A legislação substituiu o Código de 1934, o qual não versava sobre mecanismos de promoção da sustentabilidade na agricultura. Já o código de 1965 inovou com conceitos que conciliam a produção agrícola e a preservação de processos biológicos, hidrológicos e geológicos na figura das APPs (Áreas de Preservação Permanente) e RL (Reserva Legal).

1971

Lançamento do primeiro PND (Plano Nacional de Desenvolvimento)

Aprovado pela lei n. 5.727, de 4 de novembro de 1971, para ser executado de 1972 a 1974. No eixo do desenvolvimento agrícola, esse plano apontava para medidas de crescimento e modernização agrícolas sem menções explícitas ao desenvolvimento de modelos agrícolas sustentáveis. Destacava-se como prioridades: “desenvolver agricultura moderna, de base empresarial” e “modernizar as estruturas de comercialização e distribuição de produtos agrícolas”.

1974

Lançamento do segundo PND, aprovado pela lei n. 6.151, de 4 de dezembro de 1974

Este PND foi previsto para ser executado no período de 1975 a 1979. Houve mudança na estratégia desenvolvimentista oficial que buscou trazer medidas de caráter ambiental. Segundo o documento: “na expansão da fronteira agropecuária, será importante adotar diretriz de caráter conservacionista, evitando o uso indiscriminado do fogo, no preparo das áreas, e utilizando práticas de rotação de culturas e descanso do solo, de modo a manter a produtividade das terras em níveis elevados.”

1986

Resolução do Conama (Conselho Nacional de Meio Ambiente) 001, de 23 de janeiro de 1986

Regulamentou a obrigatoriedade da realização de EIAs (Estudos de Impacto Ambiental) para uma série de atividades humanas (art. 2º). Os EIAs passaram a ser considerados importantes ferramentas de planejamento ambiental. No âmbito da agricultura, apenas empreendimentos que abrissem canais de irrigação eram obrigados a elaborar o estudo e relatório.

1989

Promulgação da lei dos agrotóxicos (lei n. 7.802, de 11 de julho de 1989)

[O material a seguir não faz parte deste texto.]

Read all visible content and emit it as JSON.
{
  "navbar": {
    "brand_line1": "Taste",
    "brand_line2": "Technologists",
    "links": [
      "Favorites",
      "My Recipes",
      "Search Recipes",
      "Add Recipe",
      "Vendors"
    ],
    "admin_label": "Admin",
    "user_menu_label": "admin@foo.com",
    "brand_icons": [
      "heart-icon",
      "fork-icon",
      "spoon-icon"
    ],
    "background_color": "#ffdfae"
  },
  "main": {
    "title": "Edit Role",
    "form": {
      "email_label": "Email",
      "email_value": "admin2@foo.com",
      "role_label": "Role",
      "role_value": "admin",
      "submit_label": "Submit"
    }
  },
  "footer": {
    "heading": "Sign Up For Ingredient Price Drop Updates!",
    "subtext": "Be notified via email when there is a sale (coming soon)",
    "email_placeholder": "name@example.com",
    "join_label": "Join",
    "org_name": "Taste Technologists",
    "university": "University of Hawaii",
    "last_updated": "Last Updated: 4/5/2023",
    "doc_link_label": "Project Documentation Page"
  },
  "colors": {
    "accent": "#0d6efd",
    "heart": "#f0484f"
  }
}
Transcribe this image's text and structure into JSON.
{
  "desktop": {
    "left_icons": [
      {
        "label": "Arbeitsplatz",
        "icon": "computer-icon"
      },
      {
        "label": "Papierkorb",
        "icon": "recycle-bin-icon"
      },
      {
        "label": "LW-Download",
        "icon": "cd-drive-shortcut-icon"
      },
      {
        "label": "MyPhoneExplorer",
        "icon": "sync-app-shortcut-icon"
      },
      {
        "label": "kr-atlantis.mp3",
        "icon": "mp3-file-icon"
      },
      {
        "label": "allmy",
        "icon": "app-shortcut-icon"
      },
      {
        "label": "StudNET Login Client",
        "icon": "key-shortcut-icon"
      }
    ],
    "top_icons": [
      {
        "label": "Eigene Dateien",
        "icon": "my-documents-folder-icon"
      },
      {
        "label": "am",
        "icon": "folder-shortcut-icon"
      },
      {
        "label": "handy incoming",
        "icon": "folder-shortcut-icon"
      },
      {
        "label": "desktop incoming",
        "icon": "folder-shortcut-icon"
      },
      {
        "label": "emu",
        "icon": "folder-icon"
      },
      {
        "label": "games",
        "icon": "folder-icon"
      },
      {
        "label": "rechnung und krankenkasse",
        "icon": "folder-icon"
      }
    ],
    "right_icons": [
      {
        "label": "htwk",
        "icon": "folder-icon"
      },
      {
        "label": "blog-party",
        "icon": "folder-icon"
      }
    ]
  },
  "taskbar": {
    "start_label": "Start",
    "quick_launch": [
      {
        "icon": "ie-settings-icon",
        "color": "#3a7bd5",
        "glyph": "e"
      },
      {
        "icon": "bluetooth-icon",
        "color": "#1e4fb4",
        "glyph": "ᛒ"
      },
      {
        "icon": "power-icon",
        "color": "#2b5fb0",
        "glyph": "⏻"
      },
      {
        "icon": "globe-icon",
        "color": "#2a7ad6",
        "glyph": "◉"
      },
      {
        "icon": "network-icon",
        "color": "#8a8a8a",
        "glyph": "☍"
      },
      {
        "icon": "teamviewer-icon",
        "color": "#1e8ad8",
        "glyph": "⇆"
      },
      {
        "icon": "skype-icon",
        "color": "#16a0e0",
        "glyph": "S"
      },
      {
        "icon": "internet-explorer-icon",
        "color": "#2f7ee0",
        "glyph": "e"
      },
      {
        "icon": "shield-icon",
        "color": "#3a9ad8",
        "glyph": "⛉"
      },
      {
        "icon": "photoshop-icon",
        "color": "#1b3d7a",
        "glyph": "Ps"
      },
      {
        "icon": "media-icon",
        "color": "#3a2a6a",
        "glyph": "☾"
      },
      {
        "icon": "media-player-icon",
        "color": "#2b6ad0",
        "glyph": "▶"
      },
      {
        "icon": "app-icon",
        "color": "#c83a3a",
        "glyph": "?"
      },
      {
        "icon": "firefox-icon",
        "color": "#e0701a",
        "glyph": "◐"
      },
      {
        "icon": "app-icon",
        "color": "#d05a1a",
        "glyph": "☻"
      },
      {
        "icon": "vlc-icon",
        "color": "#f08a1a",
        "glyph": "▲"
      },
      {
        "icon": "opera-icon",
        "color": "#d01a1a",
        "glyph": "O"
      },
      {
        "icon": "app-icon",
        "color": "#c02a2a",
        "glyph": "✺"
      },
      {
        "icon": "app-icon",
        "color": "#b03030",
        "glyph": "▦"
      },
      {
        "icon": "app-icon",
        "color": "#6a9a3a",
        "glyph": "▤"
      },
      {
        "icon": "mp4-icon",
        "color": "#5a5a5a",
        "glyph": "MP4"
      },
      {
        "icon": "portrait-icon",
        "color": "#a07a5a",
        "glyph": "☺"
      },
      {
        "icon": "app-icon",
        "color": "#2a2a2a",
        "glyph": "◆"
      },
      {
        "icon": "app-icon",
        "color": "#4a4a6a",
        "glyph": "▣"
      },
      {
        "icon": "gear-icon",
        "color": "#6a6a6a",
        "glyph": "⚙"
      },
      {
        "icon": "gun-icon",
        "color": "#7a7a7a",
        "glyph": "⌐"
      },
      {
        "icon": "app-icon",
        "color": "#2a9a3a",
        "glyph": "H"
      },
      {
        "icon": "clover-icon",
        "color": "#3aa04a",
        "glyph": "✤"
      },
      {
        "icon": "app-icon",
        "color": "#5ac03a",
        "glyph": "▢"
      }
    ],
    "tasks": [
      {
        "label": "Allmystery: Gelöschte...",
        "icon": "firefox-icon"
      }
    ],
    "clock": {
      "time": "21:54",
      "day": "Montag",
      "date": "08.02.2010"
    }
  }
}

Legislação que introduziu critérios ambientais, de saúde pública e de desempenho agronômico mais rígidos para os registros de agrotóxicos, em substituição ao antigo regulamento de 1934 (decreto n. 24.114), tornando o processo de registro de agrotóxicos muito mais exigente.

1991

Promulgação da Política Agrícola (lei n. 8.171, de 17 de janeiro de 1991)

Esta política dispõe sobre os fundamentos, define os objetivos e as competências institucionais, prevê os recursos e estabelece as ações e instrumentos da política agrícola, relativamente às atividades agropecuárias, agroindustriais e de planejamento das atividades pesqueira e florestal. Em seu artigo 19, incube o poder público o compromisso de desenvolver uma série de ações que visem a proteção ao meio ambiente e conservação dos recursos naturais.

1992

Realização da Conferência das Nações Unidas sobre Meio Ambiente e Desenvolvimento (ECO – 92)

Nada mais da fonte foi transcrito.